Why I think Capaldi's Doctor is more aloof from humanity
than Tennant's and Smith's: now that Gallifrey has been
saved, the Doctor need no longer consider Earth his
adopted homeworld. This perspective is, however, quite
petty and short-sighted, as Clara reminds him.
Terminating the hatching process is clearly recognized as having been the wrong choice, both morally and practically. The Doctor himself announces that this event determines the future survival of humanity, a pivotal event in the world of Doctor Who that is clearly signified as a woman’s decision not to terminate a pregnancy.

The worst part is that I genuinely believe that this was totally unintentional, precisely because the dialogue signifying this is so clumsy and obvious. Doctor Who is an extremely textually sophisticated show now, speaking in allegories all the time and constantly oversignified. Compared to the complex signification of even a mediocre episode like Time Heist, the dialogue signifying anti-choice in Kill the Moon arrives on a plate with a giant fist of ham. It amazes me that no one saw this. 

Well, it actually doesn’t amaze me that much. One of the problems that a lot of folks on the internet pointed out going into this season was how few women are currently involved in the creative staff of Doctor Who. The last three episodes have female directors, but not a single writer is female. Moffat has acknowledged this to be a problem, and that he’s working to rectify it as he sources scripts for the 2015 season, but we see the most serious effect, beyond simple representation, in Kill the Moon.
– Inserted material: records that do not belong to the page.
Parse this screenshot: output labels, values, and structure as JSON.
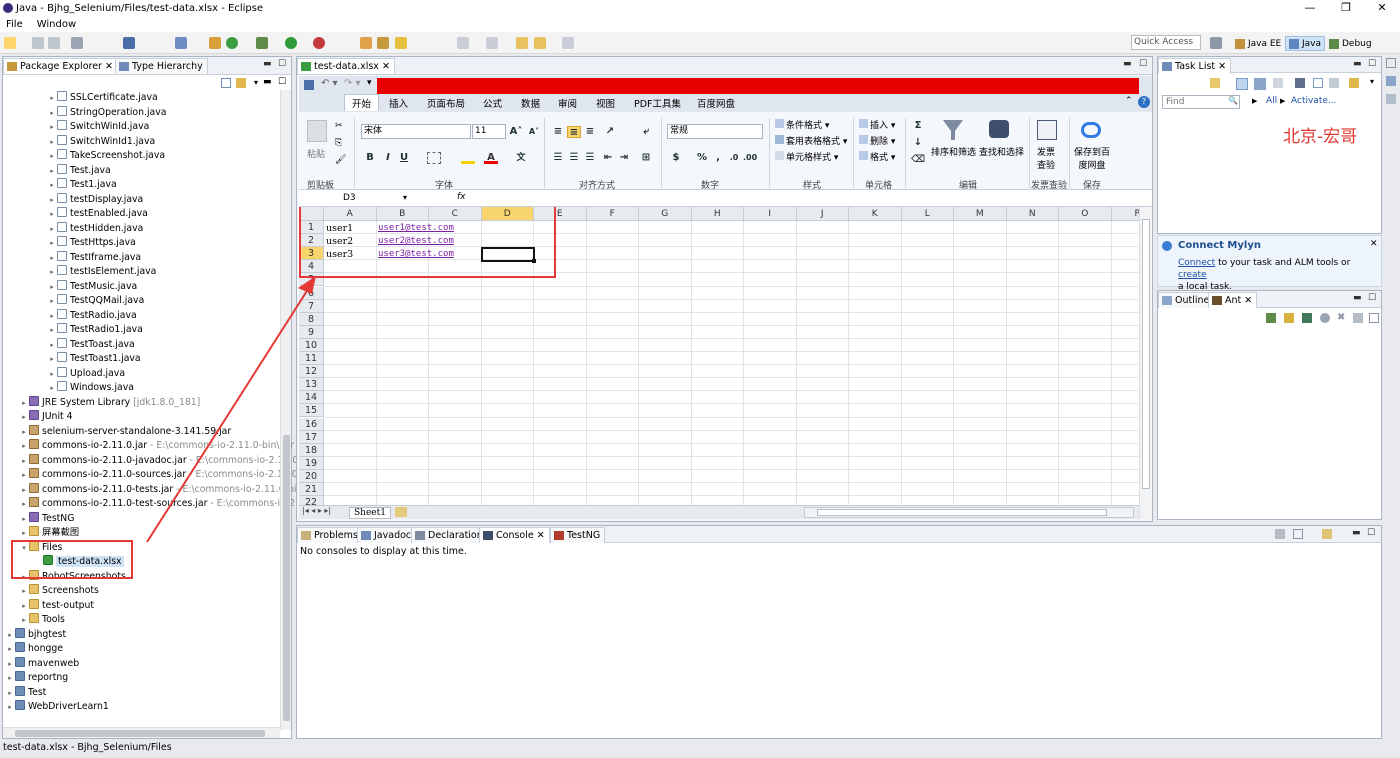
{
  "window": {
    "title": "Java - Bjhg_Selenium/Files/test-data.xlsx - Eclipse",
    "controls": [
      "—",
      "❐",
      "✕"
    ]
  },
  "menu": [
    "File",
    "Window"
  ],
  "toolbar": {
    "quick_access": "Quick Access",
    "perspectives": [
      "Java EE",
      "Java",
      "Debug"
    ]
  },
  "package_explorer": {
    "tabs": [
      "Package Explorer",
      "Type Hierarchy"
    ],
    "java_files": [
      "SSLCertificate.java",
      "StringOperation.java",
      "SwitchWinId.java",
      "SwitchWinId1.java",
      "TakeScreenshot.java",
      "Test.java",
      "Test1.java",
      "testDisplay.java",
      "testEnabled.java",
      "testHidden.java",
      "TestHttps.java",
      "TestIframe.java",
      "testIsElement.java",
      "TestMusic.java",
      "TestQQMail.java",
      "TestRadio.java",
      "TestRadio1.java",
      "TestToast.java",
      "TestToast1.java",
      "Upload.java",
      "Windows.java"
    ],
    "libs": [
      {
        "name": "JRE System Library",
        "extra": "[jdk1.8.0_181]"
      },
      {
        "name": "JUnit 4",
        "extra": ""
      },
      {
        "name": "selenium-server-standalone-3.141.59.jar",
        "extra": ""
      },
      {
        "name": "commons-io-2.11.0.jar",
        "extra": "- E:\\commons-io-2.11.0-bin\\cor"
      },
      {
        "name": "commons-io-2.11.0-javadoc.jar",
        "extra": "- E:\\commons-io-2.11.0"
      },
      {
        "name": "commons-io-2.11.0-sources.jar",
        "extra": "- E:\\commons-io-2.11.0"
      },
      {
        "name": "commons-io-2.11.0-tests.jar",
        "extra": "- E:\\commons-io-2.11.0-bi"
      },
      {
        "name": "commons-io-2.11.0-test-sources.jar",
        "extra": "- E:\\commons-io-2"
      },
      {
        "name": "TestNG",
        "extra": ""
      }
    ],
    "folders": [
      "屏幕截图",
      "Files",
      "test-data.xlsx",
      "RobotScreenshots",
      "Screenshots",
      "test-output",
      "Tools"
    ],
    "projects": [
      "bjhgtest",
      "hongge",
      "mavenweb",
      "reportng",
      "Test",
      "WebDriverLearn1"
    ]
  },
  "editor": {
    "tab": "test-data.xlsx",
    "ribbon_tabs": [
      "开始",
      "插入",
      "页面布局",
      "公式",
      "数据",
      "审阅",
      "视图",
      "PDF工具集",
      "百度网盘"
    ],
    "font_name": "宋体",
    "font_size": "11",
    "number_format": "常规",
    "paste_label": "粘贴",
    "bold": "B",
    "italic": "I",
    "underline": "U",
    "cond_format": "条件格式",
    "table_format": "套用表格格式",
    "cell_style": "单元格样式",
    "insert": "插入",
    "delete": "删除",
    "format": "格式",
    "sort_filter": "排序和筛选",
    "find_select": "查找和选择",
    "invoice_check": "发票\n查验",
    "save_baidu": "保存到百\n度网盘",
    "groups": [
      "剪贴板",
      "字体",
      "对齐方式",
      "数字",
      "样式",
      "单元格",
      "编辑",
      "发票查验",
      "保存"
    ],
    "name_box": "D3",
    "fx": "fx",
    "columns": [
      "A",
      "B",
      "C",
      "D",
      "E",
      "F",
      "G",
      "H",
      "I",
      "J",
      "K",
      "L",
      "M",
      "N",
      "O",
      "P"
    ],
    "rows": [
      "1",
      "2",
      "3",
      "4",
      "5",
      "6",
      "7",
      "8",
      "9",
      "10",
      "11",
      "12",
      "13",
      "14",
      "15",
      "16",
      "17",
      "18",
      "19",
      "20",
      "21",
      "22"
    ],
    "cells": [
      {
        "user": "user1",
        "email": "user1@test.com"
      },
      {
        "user": "user2",
        "email": "user2@test.com"
      },
      {
        "user": "user3",
        "email": "user3@test.com"
      }
    ],
    "sheet": "Sheet1"
  },
  "task_list": {
    "title": "Task List",
    "find_placeholder": "Find",
    "all": "All",
    "activate": "Activate...",
    "watermark": "北京-宏哥"
  },
  "mylyn": {
    "title": "Connect Mylyn",
    "connect": "Connect",
    "text1": " to your task and ALM tools or ",
    "create": "create",
    "text2": "a local task."
  },
  "outline": {
    "tabs": [
      "Outline",
      "Ant"
    ]
  },
  "console": {
    "tabs": [
      "Problems",
      "Javadoc",
      "Declaration",
      "Console",
      "TestNG"
    ],
    "message": "No consoles to display at this time."
  },
  "status": "test-data.xlsx - Bjhg_Selenium/Files",
  "colors": {
    "accent_red": "#e60000",
    "annotation": "#e53935",
    "link": "#7a1fa2"
  }
}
A note on naming. A line in Kill the Moon establishes the
possibility that, after Clara's intervention in Time of the
Doctor, the Doctor may never run out of regenerations.
So the numerical naming of the Doctors is going to get
awkward eventually (63rd Doctor?). Therefore, I've started
naming Doctors by their actors. Diegetically, this may also
account for another aspect of bitterness in the Capaldi
Doctor. Time of the Doctor was about the Doctor coming
to terms with his own death, and Utopia established his
discomfort with actual immortality. After this, the prospect
that you would never end can be unsettling.
A woman writing this scenario would have understood how the audience would perceive all the talk of babies, children, and terminating a pregnancy. She would have framed the scenario entirely differently simply because women are more self-conscious of the significance of the language of babies, reproduction, and abortion. Most men do not think of this as part of their self-concept. Women are socialized into it from a very early age. 

I don’t believe Moffat or Harness saw the culturally conservative anti-choice message in this dialogue. They probably took the fact that this was so different from a human pregnancy that the dialogue could stand as it is. And the dialogue is appropriate to the characters in question. 

But it is a blindness on their part that I think a woman in the creative staff would have been better able to see. If Kill the Moon demonstrates anything, it’s that integrating more women into the production staff of Doctor Who is necessary to keep it the progressive show that it historically has been.